A forum hosted by the Columbus Metropolitan Club at the National Veterans Memorial and Museum on the state of child care in Central Ohio painted a bleak picture for providers and families, with panelists and local officials urging sustained public and private investment to prevent further closures.
"Forty-seven percent of child care providers report that their monthly revenue does not cover their expenses," said Tasha Booker, chief executive officer of Action for Children, summarizing findings from the organization’s Central Ohio Care Provider Survey. Booker added that 58% of surveyed providers said they were unsure they would be open in 12 months and that Franklin County data show 64% of local providers feel they are in survival mode.

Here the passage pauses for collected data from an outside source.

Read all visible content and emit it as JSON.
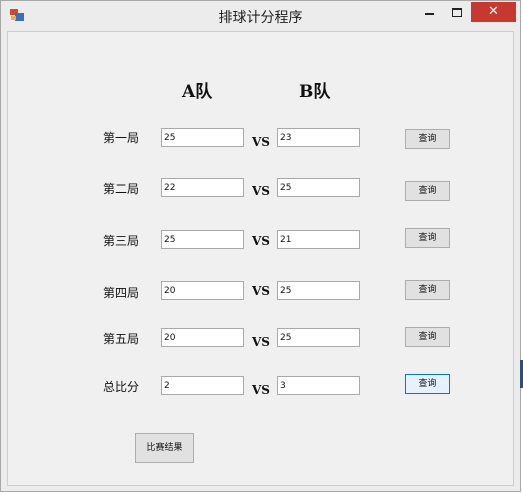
{
  "window": {
    "title": "排球计分程序",
    "close_glyph": "✕"
  },
  "teams": {
    "a": "A队",
    "b": "B队"
  },
  "vs_label": "VS",
  "rows": [
    {
      "label": "第一局",
      "a": "25",
      "b": "23",
      "button": "查询"
    },
    {
      "label": "第二局",
      "a": "22",
      "b": "25",
      "button": "查询"
    },
    {
      "label": "第三局",
      "a": "25",
      "b": "21",
      "button": "查询"
    },
    {
      "label": "第四局",
      "a": "20",
      "b": "25",
      "button": "查询"
    },
    {
      "label": "第五局",
      "a": "20",
      "b": "25",
      "button": "查询"
    },
    {
      "label": "总比分",
      "a": "2",
      "b": "3",
      "button": "查询"
    }
  ],
  "result_button": "比赛结果",
  "colors": {
    "close_button": "#c7392f",
    "focus_border": "#0078d7"
  }
}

The report, now in its seventh edition, was the centerpiece of the conversation. Dr. Catherine Applegate, director of child care and education initiatives at Action for Children, said the survey shows persistent problems across years and that providers are "emotionally taxed" and "financially taxed." "We know these problems exist. The data is there. What are we gonna do about it?" she asked.

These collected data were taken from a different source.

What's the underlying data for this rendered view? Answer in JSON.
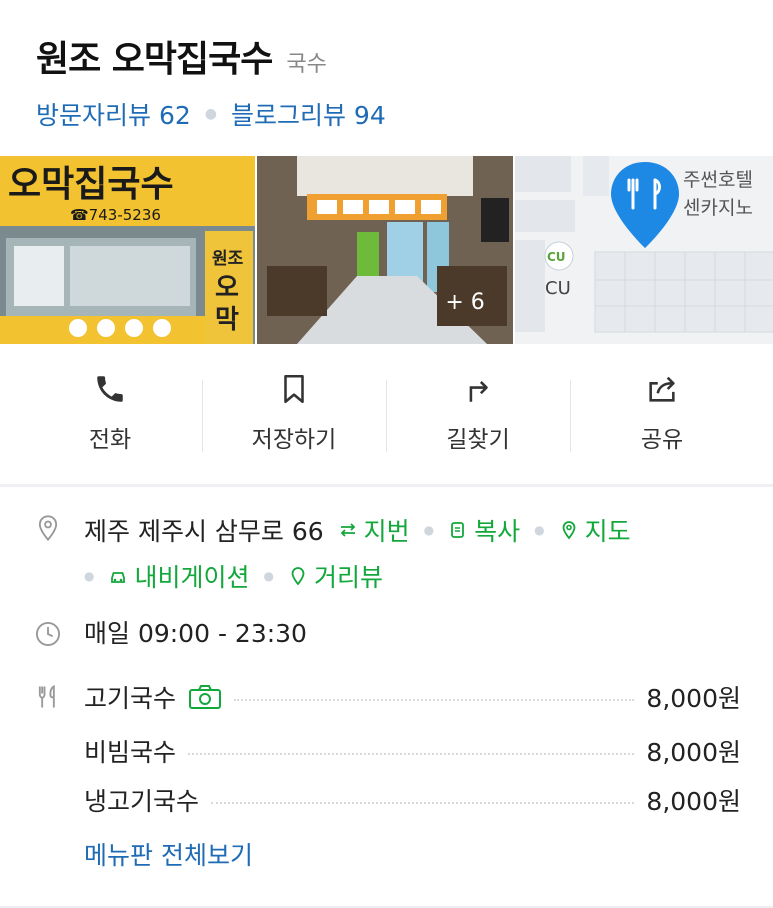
{
  "place": {
    "name": "원조 오막집국수",
    "category": "국수",
    "visitor_reviews": "방문자리뷰 62",
    "blog_reviews": "블로그리뷰 94"
  },
  "photos": {
    "storefront_sign_text": "오막집국수",
    "storefront_phone": "☎743-5236",
    "more_count": "+ 6",
    "map_labels": [
      "CU",
      "CU",
      "주썬호텔",
      "센카지노"
    ]
  },
  "actions": [
    {
      "label": "전화",
      "icon": "phone-icon"
    },
    {
      "label": "저장하기",
      "icon": "bookmark-icon"
    },
    {
      "label": "길찾기",
      "icon": "directions-icon"
    },
    {
      "label": "공유",
      "icon": "share-icon"
    }
  ],
  "info": {
    "address": "제주 제주시 삼무로 66",
    "address_links": {
      "lot_number": "지번",
      "copy": "복사",
      "map": "지도",
      "navigation": "내비게이션",
      "street_view": "거리뷰"
    },
    "hours": "매일 09:00 - 23:30",
    "menu": [
      {
        "name": "고기국수",
        "price": "8,000원",
        "has_photo": true
      },
      {
        "name": "비빔국수",
        "price": "8,000원",
        "has_photo": false
      },
      {
        "name": "냉고기국수",
        "price": "8,000원",
        "has_photo": false
      }
    ],
    "menu_all_link": "메뉴판 전체보기"
  },
  "colors": {
    "link_blue": "#1f6bb5",
    "link_green": "#13a83c",
    "map_pin_blue": "#1e88e5"
  }
}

State and policy context featured heavily. Kara Wente, director of the Ohio Department of Children and Youth, outlined recent policy moves: expanded eligibility for publicly funded care, the Child Care Choice Voucher Program launched in 2024, multiple provider-rate increases since 2019 and more than $400 million in the most recent biennial appropriation aimed at children and families. Wente cautioned, however, that rate increases have not closed the gap created by rising costs.
"Rate increases sound like a lot," Wente said, "but you have to couple that with cost of living increases and the fact that we started from a deficit." She noted additional tools such as the Child Care Credit program and public‑private partnership options intended to help employers and families share costs; panelists said those programs currently have limited uptake in Central Ohio.
Policy analysts and advocates on the panel pressed for larger, sustained investments. Hannah Halbert, executive director of Policy Matters Ohio, said 63% of survey respondents are trying to hire, but low wages remain the primary hiring barrier. She urged the state legislature to prioritize recurring funding rather than one‑time bonuses or short‑term incentives.
Small providers offered on-the-ground context. "Doing everything alone" was how Rhonda West, owner and administrator of Rhonda’s Day Care Service, described her daily reality — acting as administrator, transportation coordinator and cook while adding shifts to keep her business afloat. West said providers often forgo a personal paycheck to keep centers open and asked that parents not bear the full burden of rising costs.
Audience members asked how Central Ohio might borrow from other states that have made bold investments or used alternative financing models. Panelists pointed to examples such as New Mexico’s ballot-driven funding and programs in Michigan and Alaska that expanded access through public investment. They also noted federal support: Wente said Ohio received about $14.7 million through a federal preschool development grant that can be used in part to support partnerships.
On specific budget changes, Wente responded to a question about removal of some enrollment-based payments and part-time/full-time adjustments enacted in the last state budget, saying roughly $70 million had been allocated for enrollment payments and about $20 million for co‑pay reductions in prior planning. She warned the sector faces a fiscal shortfall going into the 2028–29 budget cycle and said officials are discussing options to shore up funding.
Panelists emphasized a mix of approaches: increase provider reimbursements, expand eligibility responsibly, pursue employer partnerships and consider structural funding changes. "If kids and families have access to the childcare they need when they need it, and they can afford it", Wente said, "we all win."
Franklin County Commissioner Bridal Crawley closed the Forum by framing child care as public infrastructure, reiterating survey warnings that "nearly 1 in 6 childcare providers in our region are unsure they'll remain open" and urging a coalition of policymakers, employers, philanthropists and civic leaders to act. "How are the children?" Crawley asked. "That question belongs to all of us."
Next steps referenced by panelists included continued outreach to employers about state business partnership programs, advocacy for sustained state budget commitments, and local efforts to support providers. The Forum concluded with a call for sustained, coordinated investment to keep child-care providers solvent and families working.